Are we talking about the server again?
But the evil Screwers shall be brought to
justice.
That's Rick Santorum's motto. Catharine MacKinnon's, too.
Poor Stevo, you didn't understand that nobody who's ever read it can figure out what the fuck Turn of the Screw was about. You should have just lit up a joint and spewed words onto the page, but no, you were one of those good students, weren't you?
Yeah, Douglas, I was one of those good students, and I never lit
up a joint. Believe it or not.
I have to admit, though, in college some of my smoothest-flowing
writing seemed to occur when I'd been up all night working on a
long-postponed paper that was due that morning, and I wasn't quite
in my right mind. That's how I wrote a paper on Herman Melville's
Typee. It just flowed. The only drawback was that
I wrote the entire paper in Herman Melville's "voice" -- I couldn't
help it.
You should have just lit up a joint and spewed words onto the
page,
You know, I read that's pretty much how Jack Kerouac wrote On
the Road, although he may have been on something stronger than
pot. He wrote it all at one sitting, I think, and all one
paragraph.
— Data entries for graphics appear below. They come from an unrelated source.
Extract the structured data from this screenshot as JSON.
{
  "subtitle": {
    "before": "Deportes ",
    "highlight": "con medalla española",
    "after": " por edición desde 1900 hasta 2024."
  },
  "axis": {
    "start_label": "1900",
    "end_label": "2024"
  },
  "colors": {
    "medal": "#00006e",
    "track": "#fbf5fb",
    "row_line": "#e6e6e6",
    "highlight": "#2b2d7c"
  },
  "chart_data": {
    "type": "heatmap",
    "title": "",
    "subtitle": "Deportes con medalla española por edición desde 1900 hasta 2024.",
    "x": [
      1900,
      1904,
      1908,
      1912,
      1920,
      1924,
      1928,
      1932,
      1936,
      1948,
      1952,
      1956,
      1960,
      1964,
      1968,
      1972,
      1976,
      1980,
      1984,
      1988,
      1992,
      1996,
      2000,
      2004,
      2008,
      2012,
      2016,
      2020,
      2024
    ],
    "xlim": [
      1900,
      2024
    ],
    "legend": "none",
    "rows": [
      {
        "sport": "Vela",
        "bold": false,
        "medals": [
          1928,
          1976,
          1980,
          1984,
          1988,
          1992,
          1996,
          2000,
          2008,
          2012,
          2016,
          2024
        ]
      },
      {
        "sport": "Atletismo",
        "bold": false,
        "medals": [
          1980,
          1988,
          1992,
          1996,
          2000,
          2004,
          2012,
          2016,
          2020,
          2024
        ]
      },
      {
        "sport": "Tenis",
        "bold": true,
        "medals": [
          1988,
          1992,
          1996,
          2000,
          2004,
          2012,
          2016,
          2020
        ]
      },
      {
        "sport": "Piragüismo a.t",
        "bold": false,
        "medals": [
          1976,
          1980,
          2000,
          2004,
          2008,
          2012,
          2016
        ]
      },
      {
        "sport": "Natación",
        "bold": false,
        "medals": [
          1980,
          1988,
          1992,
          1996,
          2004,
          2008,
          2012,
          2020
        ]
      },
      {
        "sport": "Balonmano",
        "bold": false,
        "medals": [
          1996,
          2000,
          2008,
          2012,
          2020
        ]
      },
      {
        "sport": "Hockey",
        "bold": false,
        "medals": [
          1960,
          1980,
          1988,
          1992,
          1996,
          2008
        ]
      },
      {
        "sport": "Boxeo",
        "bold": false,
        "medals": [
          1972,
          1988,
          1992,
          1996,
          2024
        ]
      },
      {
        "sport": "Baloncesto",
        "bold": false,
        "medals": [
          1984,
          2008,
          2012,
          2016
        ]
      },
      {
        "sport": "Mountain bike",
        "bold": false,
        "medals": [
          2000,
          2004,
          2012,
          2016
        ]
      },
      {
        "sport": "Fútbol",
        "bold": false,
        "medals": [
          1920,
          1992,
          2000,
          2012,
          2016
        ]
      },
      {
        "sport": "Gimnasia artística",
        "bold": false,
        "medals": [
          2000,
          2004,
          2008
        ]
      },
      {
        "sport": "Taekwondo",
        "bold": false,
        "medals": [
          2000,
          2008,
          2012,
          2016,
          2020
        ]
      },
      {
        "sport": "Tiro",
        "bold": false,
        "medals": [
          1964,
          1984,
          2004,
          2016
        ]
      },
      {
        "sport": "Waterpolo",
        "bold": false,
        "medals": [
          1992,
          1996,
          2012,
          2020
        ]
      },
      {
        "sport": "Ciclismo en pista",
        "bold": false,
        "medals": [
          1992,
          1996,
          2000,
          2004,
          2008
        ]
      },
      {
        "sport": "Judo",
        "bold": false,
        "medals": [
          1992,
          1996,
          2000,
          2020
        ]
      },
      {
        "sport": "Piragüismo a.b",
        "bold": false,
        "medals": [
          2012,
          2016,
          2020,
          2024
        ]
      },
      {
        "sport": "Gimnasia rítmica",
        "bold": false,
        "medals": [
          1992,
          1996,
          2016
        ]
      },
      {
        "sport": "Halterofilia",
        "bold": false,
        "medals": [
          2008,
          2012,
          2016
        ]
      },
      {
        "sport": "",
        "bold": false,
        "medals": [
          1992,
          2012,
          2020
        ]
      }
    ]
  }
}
He went back and broke it up into paragraphs
later.
Come to think of it, I bet Henry James wrote Turn of the
Screw the same way.
Kerouac supposedly wrote On the Road in the one shot, but my understanding is that it was more like the fifth draft of the thing, that he had been attempting that type of writing for some time and had done four or five "dress rehearsals", if you will.